Dylan also took advantage of Blanche Macdonald’s Fashion School, making his first contacts in Vancouver’s fashion industry. They’re contacts that he still has today.
“I did a lot of styling for photo shoots with the Fashion Merchandising students, which normally involved me phoning sick into Starbucks. I worked at the Fashion Design show too, which was very busy and a lot of fun. I hadn’t been taught by Bridgette Smith up to that point, but we met and bonded that night and it was really fun when she did start teaching us.”
Strangely, Dylan didn’t realize how good he was until he started seeing clients after he had left Blanche Macdonald.
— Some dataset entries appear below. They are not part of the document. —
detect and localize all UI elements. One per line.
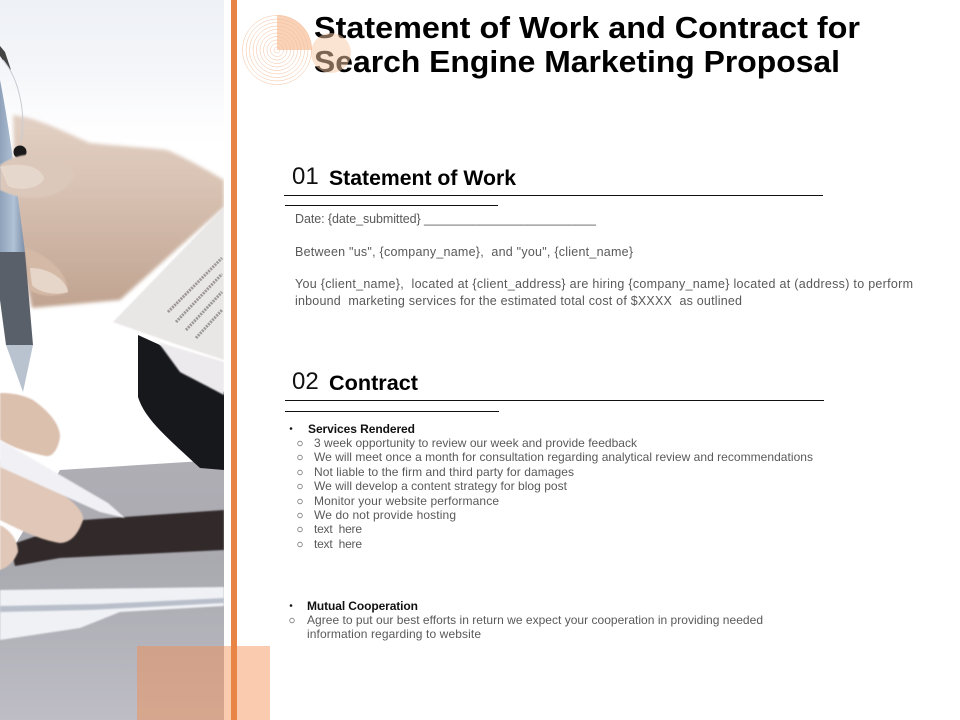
list: services rendered: Not liable to the firm and third party for damages — [314, 465, 574, 479]
photo: hands holding pens over a document — [0, 0, 224, 720]
list: services rendered: text here — [314, 537, 362, 551]
list: mutual cooperation: Agree to put our best efforts in return we expect your cooperation in providing needed — [307, 613, 763, 627]
lower fingers — [0, 393, 60, 456]
upper fingertip and nail — [0, 154, 54, 197]
list: mutual cooperation: Mutual Cooperation — [307, 599, 418, 613]
heading rules — [285, 400, 824, 412]
list: services rendered: We do not provide hosting — [314, 508, 456, 522]
list: services rendered: We will meet once a month for consultation regarding analytical review and recommendations — [314, 450, 813, 464]
list: services rendered: We will develop a content strategy for blog post — [314, 479, 568, 493]
list: services rendered: Monitor your website performance — [314, 494, 499, 508]
body text: statement details: You {client_name}, located at {client_address} are hiring {company_name} located at (address) to perform — [295, 277, 913, 291]
section number 02: 02 — [292, 368, 319, 395]
document in hand — [113, 207, 224, 360]
list: services rendered — [290, 422, 813, 551]
section 01: statement of work — [284, 163, 913, 308]
heading: statement of work: Statement of Work — [329, 167, 516, 190]
body text: statement details — [295, 212, 913, 308]
desk surface — [0, 460, 224, 720]
title: Search Engine Marketing Proposal — [314, 44, 840, 79]
heading rules — [284, 196, 823, 206]
upper hand — [13, 115, 224, 308]
heading: contract: Contract — [329, 372, 418, 395]
list: services rendered: Services Rendered — [308, 422, 415, 436]
icon: concentric circle motif — [242, 15, 351, 84]
list: mutual cooperation: information regarding to website — [307, 627, 481, 641]
vertical orange rule — [231, 0, 237, 720]
list: services rendered: text here — [314, 522, 362, 536]
lower fingertip and nail — [25, 248, 68, 296]
list: services rendered: 3 week opportunity to review our week and provide feedback — [314, 436, 638, 450]
dark sleeve — [138, 335, 224, 470]
list: mutual cooperation — [290, 599, 763, 641]
section number 01: 01 — [292, 163, 319, 190]
accent block: translucent orange square — [137, 646, 270, 720]
white pen — [0, 440, 125, 518]
body text: statement details: Date: {date_submitted} _________________________ — [295, 212, 597, 226]
blue pen — [0, 80, 25, 252]
body text: statement details: Between "us", {company_name}, and "you", {client_name} — [295, 245, 633, 259]
body text: statement details: inbound marketing services for the estimated total cost of $XXXX as outlined — [295, 294, 742, 308]
title: Statement of Work and Contract for — [314, 10, 860, 45]
title — [314, 10, 860, 79]
section 02: contract — [285, 368, 824, 641]
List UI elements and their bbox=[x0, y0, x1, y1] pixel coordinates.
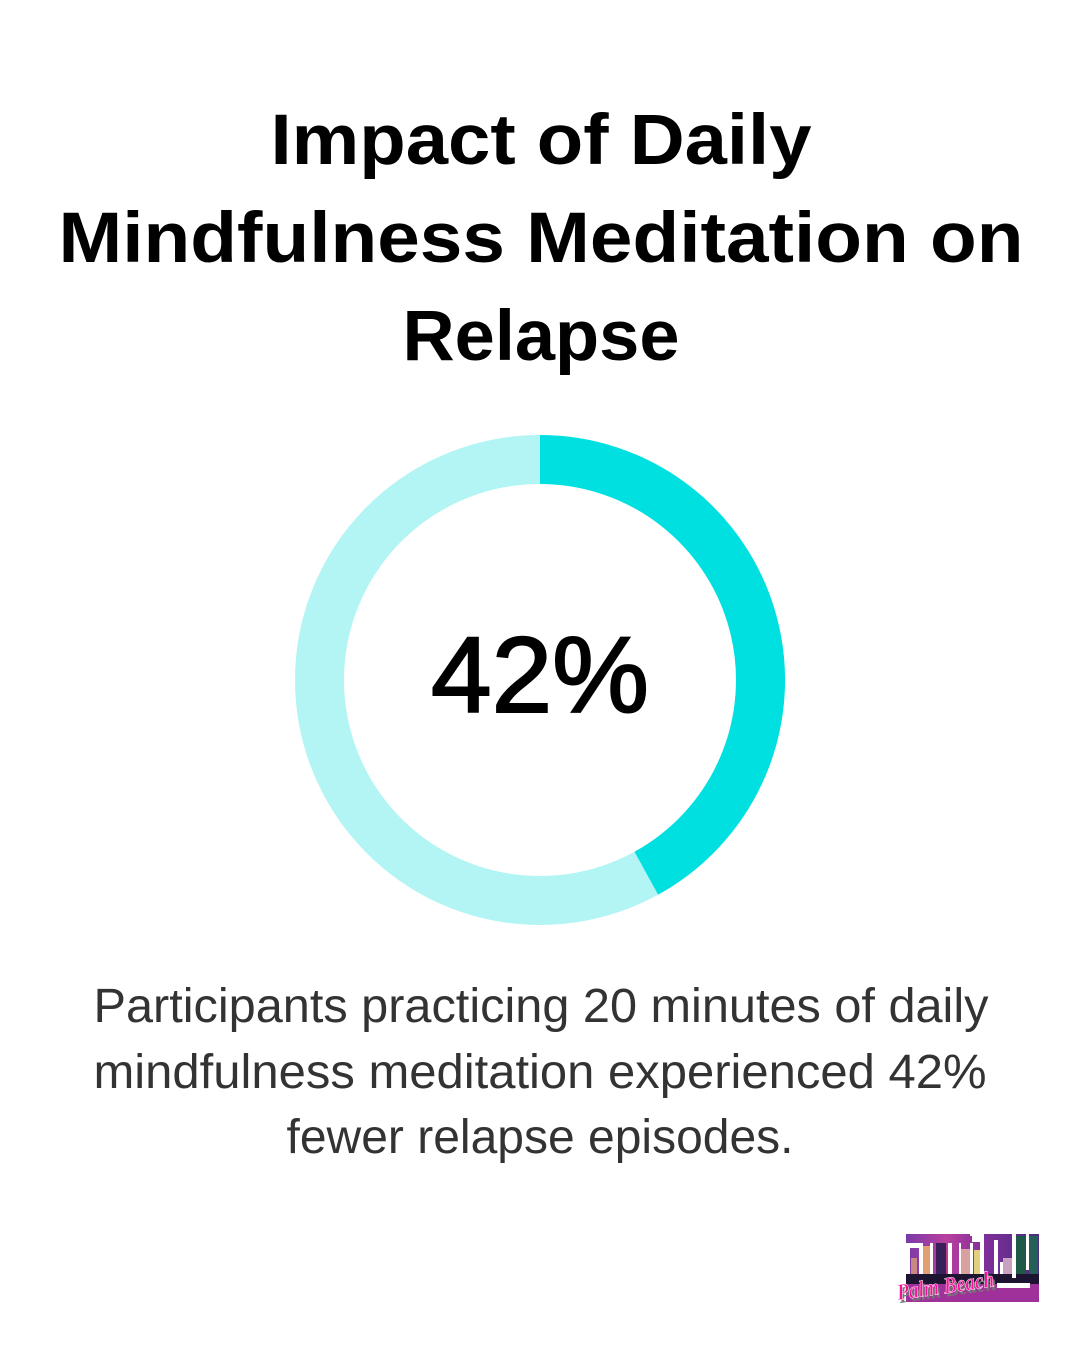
description text: mindfulness meditation experienced 42% bbox=[94, 1046, 987, 1099]
description text: fewer relapse episodes. bbox=[286, 1111, 794, 1164]
description text: Participants practicing 20 minutes of daily bbox=[94, 980, 988, 1033]
title: Relapse bbox=[402, 297, 680, 376]
title bbox=[58, 101, 1024, 376]
logo script: Palm Beach: Palm Beach bbox=[894, 1267, 996, 1305]
title: Impact of Daily bbox=[270, 101, 812, 180]
donut value: 42% bbox=[431, 614, 649, 735]
logo: Amity Palm Beach bbox=[894, 1234, 1039, 1308]
logo script shadow: Palm Beach bbox=[896, 1270, 998, 1308]
logo white letter gaps bbox=[906, 1234, 1030, 1288]
donut chart: 42% bbox=[320, 460, 761, 900]
title: Mindfulness Meditation on bbox=[58, 199, 1024, 278]
description text bbox=[94, 980, 988, 1164]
Not that that took a long time. He was working at SIR Modern Barbershop two weeks after graduation.
“I only really noticed that I had the confidence to do this when I left school and had to do it on my own. I was planning to take some time off, but I found the ad for SIR Modern Barbershop on Craigslist and came in for an interview and a demonstration of what I could do. I really liked the salon so I wanted to really wow the owner with extensions. But the girl I brought had the worst possible hair to try to do hair extensions on – really fine and slippery. I was sweating the whole time, but I did it. Not everybody does something like that in an interview. Anyway, I got hired. That was over fifteen months ago. Every day I get to see my lovely co-workers and clients. When you have regular clients you get to become friends with them. It’s been awesome.”
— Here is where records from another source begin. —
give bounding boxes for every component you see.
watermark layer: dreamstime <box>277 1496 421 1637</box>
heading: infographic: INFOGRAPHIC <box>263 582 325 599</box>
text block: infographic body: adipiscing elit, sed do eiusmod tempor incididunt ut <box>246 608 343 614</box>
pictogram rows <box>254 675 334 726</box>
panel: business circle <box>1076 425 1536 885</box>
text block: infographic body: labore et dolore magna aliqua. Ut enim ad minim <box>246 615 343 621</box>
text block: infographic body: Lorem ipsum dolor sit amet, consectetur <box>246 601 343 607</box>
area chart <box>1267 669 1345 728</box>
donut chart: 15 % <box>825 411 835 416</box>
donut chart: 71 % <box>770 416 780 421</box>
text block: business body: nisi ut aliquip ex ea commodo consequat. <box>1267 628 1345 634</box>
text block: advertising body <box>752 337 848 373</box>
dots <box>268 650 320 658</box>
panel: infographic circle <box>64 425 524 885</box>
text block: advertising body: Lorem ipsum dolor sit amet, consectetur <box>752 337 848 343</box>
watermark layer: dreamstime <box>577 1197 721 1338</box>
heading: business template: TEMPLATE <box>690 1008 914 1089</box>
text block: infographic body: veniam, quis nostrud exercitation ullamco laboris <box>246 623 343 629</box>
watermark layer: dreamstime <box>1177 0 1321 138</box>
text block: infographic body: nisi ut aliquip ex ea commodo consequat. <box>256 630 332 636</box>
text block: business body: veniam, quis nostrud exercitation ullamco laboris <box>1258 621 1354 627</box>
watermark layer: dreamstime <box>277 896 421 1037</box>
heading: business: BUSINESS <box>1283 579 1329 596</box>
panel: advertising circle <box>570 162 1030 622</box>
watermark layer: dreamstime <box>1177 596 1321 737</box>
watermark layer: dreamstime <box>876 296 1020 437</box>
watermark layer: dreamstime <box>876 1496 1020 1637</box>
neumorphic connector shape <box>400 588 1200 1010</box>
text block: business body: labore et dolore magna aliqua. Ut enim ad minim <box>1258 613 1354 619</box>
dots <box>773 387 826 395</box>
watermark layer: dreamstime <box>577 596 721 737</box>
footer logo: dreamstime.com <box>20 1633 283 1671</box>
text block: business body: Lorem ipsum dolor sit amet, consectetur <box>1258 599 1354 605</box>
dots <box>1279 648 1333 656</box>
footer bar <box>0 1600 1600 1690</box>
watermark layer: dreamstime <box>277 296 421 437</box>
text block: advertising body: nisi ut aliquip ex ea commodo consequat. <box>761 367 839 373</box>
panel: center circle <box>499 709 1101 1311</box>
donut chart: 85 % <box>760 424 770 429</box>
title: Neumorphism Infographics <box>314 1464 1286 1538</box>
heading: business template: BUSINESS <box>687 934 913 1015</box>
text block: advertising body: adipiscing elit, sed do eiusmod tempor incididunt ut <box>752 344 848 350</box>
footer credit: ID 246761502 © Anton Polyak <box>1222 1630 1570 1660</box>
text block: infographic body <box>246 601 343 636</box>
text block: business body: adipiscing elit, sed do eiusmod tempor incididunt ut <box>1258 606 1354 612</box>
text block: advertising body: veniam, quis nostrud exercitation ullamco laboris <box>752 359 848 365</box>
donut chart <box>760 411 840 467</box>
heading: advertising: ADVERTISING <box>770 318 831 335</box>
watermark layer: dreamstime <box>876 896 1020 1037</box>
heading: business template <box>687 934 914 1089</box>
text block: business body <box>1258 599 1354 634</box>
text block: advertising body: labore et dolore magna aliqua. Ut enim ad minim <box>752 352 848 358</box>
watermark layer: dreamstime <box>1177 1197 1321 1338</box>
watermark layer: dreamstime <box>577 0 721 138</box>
That sentiment is seconded by his employer and number one fan, SIR Modern Barbershop’s owner, Jacob Ricarti.
“The reason I hired Dylan was he had self-confidence and such great training at Blanche Macdonald,” he explains. “For his interview he brought a girl in with silky smooth hair and did corn-rowed braids and put in extensions. That was very ballsy for a student straight out of hair school. He’s absolutely flourished. Dylan was born to be a hairdresser.”
“The emphasis in SIR Modern Barbershop is on the Modern,” continues Dylan. “We do have barbers but we also do women’s hair. It’s more the environment that’s different. Where most salons mainly cater to women and also do men, here we cater to men but also do women.”
I only really noticed that I had the confidence to do this when I left school and had to do it on my own.
The salon environment is a little different, but that change from the norm suits Dylan perfectly. The philosophy he was taught at Vancouver’s best Hair School, that there’s more to being a successful stylist than just techniques, has changed him professionally and personally. The awkward kid now oozes the kind of gentle confidence that makes him in demand for both fashion events and private weddings.
“I was always shy as a kid, so it was a little hard to get there,” he admits. “I’m still awkward, but you have to change. You have to be personable and you have to stand out. The first time I see I client I ask a lot of questions and don’t really talk about myself. After that, we’re friends, so whatever.
“I’m still willing to learn too. You can learn a lot just by watching. If I don’t have a client I’ll be watching my colleagues, thinking about what they’re doing and whether I would do it differently. I’m always watching. That’s how I picked up the barbering skills.”
How much has he changed? The high school student who once had to persuade his friends to let him cut their hair now delivers some different advice.
“Once you have some training you should charge your friends,” he insists. “You don’t want to be giving stuff away for free. Sure, they’ll always be mad at first but you’re a professional. I even charge my mum for her haircuts.
“Not a lot,” he smiles, “but she still pays.”